October 1st, 2012 by Living Streets

UK national charity Living Streets said “walking to school can reduce your child’s risk of type 2 diabetes, coronary heart disease, and numerous other obesity related conditions, as it launched International Walk to School Month on 1 October 2012.

One in three children leave primary school overweight or obese putting them at a higher risk of potentially life threatening conditions in their 30s and 40s, the charity said.

Living Streets research shows less than 50% of children in the UK walk to school despite the mounting evidence of the health risks of sedentary behaviour.

Over 40 countries take part in International Walk to School Month in October which aims to encourage children to be more active and walk to school.

Teachers report that children are more alert and attentive in class if they’ve walked.

Parents also benefit. One mother said “I feel much fitter myself for the extra exercise and it’s also improved my social life.  Rather than just dropping the children off in the car, I meet other parents at the school gate and it’s nice to have a chat.  We go on weekly walks with other mothers and their children too.”

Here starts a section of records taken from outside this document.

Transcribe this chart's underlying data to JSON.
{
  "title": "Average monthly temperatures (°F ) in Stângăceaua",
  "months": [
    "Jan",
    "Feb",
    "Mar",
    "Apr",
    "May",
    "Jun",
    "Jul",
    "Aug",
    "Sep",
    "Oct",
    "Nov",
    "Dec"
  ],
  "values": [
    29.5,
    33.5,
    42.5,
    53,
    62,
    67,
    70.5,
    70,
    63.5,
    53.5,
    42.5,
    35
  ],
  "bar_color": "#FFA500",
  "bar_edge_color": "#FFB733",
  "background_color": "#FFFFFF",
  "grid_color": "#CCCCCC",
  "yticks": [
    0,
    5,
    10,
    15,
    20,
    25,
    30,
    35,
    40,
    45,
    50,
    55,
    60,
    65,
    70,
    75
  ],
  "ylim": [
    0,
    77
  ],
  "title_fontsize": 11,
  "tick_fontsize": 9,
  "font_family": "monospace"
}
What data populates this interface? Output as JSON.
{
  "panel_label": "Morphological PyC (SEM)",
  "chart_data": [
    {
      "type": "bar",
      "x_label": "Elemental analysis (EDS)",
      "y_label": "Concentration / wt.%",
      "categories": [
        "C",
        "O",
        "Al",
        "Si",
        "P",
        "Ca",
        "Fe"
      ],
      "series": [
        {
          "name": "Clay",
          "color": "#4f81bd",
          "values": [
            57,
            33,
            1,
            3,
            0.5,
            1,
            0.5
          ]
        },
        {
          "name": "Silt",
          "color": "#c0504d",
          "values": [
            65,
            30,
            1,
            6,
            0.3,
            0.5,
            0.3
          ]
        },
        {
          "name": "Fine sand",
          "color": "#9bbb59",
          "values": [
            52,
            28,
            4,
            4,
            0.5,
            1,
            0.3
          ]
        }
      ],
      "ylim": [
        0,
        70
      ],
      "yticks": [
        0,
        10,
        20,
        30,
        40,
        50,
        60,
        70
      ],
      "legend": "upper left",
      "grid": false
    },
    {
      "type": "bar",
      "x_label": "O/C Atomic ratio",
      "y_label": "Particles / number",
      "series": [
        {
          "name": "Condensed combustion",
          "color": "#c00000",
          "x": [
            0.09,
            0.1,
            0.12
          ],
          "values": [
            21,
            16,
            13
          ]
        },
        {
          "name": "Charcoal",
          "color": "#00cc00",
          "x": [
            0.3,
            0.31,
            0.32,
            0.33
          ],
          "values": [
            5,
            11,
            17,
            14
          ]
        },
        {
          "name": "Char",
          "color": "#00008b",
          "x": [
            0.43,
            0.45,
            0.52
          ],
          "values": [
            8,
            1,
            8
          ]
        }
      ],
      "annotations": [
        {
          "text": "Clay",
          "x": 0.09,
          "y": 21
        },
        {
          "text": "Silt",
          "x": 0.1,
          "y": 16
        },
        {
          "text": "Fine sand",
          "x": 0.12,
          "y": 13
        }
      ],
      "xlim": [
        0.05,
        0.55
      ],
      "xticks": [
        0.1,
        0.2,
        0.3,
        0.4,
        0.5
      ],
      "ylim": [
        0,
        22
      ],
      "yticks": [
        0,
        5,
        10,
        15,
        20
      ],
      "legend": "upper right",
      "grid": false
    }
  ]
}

Tony Armstrong, Living Streets’ Chief Executive, said “walking to school regularly is a fantastic way to help children reach the recommended daily 60 minutes of physical activity. It’s also a great opportunity to spend some quality time with your children and enjoy the benefit of a short blast of fresh air in the morning.

The evidence for the health benefits of walking is overwhelming and who would not want to help to secure a healthy future for their children?

International Walk to School Month is an opportunity to give it a go and encourage children to set healthy habits for the future.”